American Multiculturalism
Mark Lilla, professor in the Committee on Social Thought at the University of Chicago, has a review of a new biography of Alexis de Tocqueville, in The New Republic. The review is quite critical of the biography, but I was more taken with Lilla's brief description of the development of democratic multiculturalism in the United States. In short, Lilla argues that the United States developed democratic multiculturalism better than other countries because it was paradoxically initially quite homogeneous. We had to learn toleration and equality first within this homogeneous community before we could extend it to individuals from other groups:
Tocqueville was neither a racist nor a chauvinist; Brogan tells us that he broke with his trusted aide Gobineau when the latter began publishing his bizarre theories about racial inequality. But Tocqueville did believe that every civilization begins at what he called a point de départ, out of which its prejudices, habits, and characteristic passions grow. The American point de départ was ethnic-religious: our country was first populated by Puritans, who shared what we today call a common culture, and whose theology wed the spirit of religion to the spirit of liberty. Whether or not Tocqueville was right about Puritanism, the deeper insight concerns the social preconditions of democratic life.
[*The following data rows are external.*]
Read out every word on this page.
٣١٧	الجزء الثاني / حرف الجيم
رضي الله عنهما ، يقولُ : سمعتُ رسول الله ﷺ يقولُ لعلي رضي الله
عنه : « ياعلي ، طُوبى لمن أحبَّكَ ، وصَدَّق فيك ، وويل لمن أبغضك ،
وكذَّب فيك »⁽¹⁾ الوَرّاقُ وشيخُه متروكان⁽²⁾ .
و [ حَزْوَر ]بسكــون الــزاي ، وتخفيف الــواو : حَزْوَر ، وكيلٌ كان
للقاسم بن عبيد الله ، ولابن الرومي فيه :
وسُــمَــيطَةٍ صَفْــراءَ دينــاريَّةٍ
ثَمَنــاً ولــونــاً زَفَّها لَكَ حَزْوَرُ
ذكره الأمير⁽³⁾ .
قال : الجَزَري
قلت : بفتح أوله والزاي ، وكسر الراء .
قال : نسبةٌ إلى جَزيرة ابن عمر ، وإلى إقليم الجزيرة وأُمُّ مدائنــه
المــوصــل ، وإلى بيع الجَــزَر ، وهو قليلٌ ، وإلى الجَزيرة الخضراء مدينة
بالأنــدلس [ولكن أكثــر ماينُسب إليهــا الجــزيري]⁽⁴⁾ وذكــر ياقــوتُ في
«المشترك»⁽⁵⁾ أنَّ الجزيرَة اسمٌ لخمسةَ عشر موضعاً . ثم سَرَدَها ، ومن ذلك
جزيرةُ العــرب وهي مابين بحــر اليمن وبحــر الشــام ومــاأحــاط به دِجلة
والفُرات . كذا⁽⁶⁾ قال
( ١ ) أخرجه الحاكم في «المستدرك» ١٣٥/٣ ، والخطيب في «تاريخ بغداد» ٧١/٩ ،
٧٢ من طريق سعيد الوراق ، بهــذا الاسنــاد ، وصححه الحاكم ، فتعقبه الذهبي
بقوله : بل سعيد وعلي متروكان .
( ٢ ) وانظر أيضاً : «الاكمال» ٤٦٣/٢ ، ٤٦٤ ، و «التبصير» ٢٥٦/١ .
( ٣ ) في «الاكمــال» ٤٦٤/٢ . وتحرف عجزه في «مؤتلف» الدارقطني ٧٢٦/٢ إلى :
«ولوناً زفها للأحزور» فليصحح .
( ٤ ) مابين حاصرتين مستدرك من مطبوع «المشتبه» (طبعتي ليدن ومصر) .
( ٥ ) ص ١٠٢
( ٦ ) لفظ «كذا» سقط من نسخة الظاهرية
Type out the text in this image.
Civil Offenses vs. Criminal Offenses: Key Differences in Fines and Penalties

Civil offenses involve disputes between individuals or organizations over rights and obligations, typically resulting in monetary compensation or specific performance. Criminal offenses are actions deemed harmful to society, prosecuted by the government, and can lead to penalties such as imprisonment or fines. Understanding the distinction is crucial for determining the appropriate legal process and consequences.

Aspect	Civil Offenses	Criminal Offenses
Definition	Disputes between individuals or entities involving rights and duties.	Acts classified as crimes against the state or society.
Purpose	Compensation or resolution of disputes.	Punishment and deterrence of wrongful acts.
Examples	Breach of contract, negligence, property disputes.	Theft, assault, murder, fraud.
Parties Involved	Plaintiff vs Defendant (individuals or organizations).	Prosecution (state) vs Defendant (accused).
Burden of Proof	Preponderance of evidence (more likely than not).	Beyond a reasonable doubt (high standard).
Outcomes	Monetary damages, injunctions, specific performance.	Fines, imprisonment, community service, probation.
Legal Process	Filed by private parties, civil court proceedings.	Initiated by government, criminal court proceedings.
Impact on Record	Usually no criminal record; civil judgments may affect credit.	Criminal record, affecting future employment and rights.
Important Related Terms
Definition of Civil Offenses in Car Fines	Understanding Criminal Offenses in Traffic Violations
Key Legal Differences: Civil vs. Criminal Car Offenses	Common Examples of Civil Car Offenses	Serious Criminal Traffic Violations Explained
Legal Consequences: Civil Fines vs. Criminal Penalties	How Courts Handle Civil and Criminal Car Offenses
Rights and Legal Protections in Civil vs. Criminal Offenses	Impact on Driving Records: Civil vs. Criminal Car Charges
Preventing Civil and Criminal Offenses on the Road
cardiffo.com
Tocqueville attributed no superior racial characteristics to the Anglo-Saxons (he was French, after all), but he did notice that the potential for toleration implicit in Protestantism could be realized only in a context in which people looked roughly similar, spoke the same language, and cooked the same food--in short, where equality was already a social and psychological fact. Many societies in the past practiced toleration without assuming equality: every group got its own quarter of the city, paid its taxes, and (ideally at least) was left alone. This was multiculturalism, but it was not democratic multiculturalism, which tolerates individuals as individuals. Paradoxically, ethnic and confessional homogeneity may be the historical precondition of democratic multiculturalism, which can later dissolve that homogeneity. Only once the principle of toleration exists as a social fact among similar people can it be conceived as an abstract principle and extended to others.
Read the entire review here (subscription required).
Of course, this type of democratic multiculturalism is always in danger of reverting back to the group model. At some point, separation into different groups can lead to the type of multiculturalism that is group, rather than individual, focused. Nonetheless, I am fascinated by Lilla's point--did we first need to learn toleration and equality within a homogeneous group?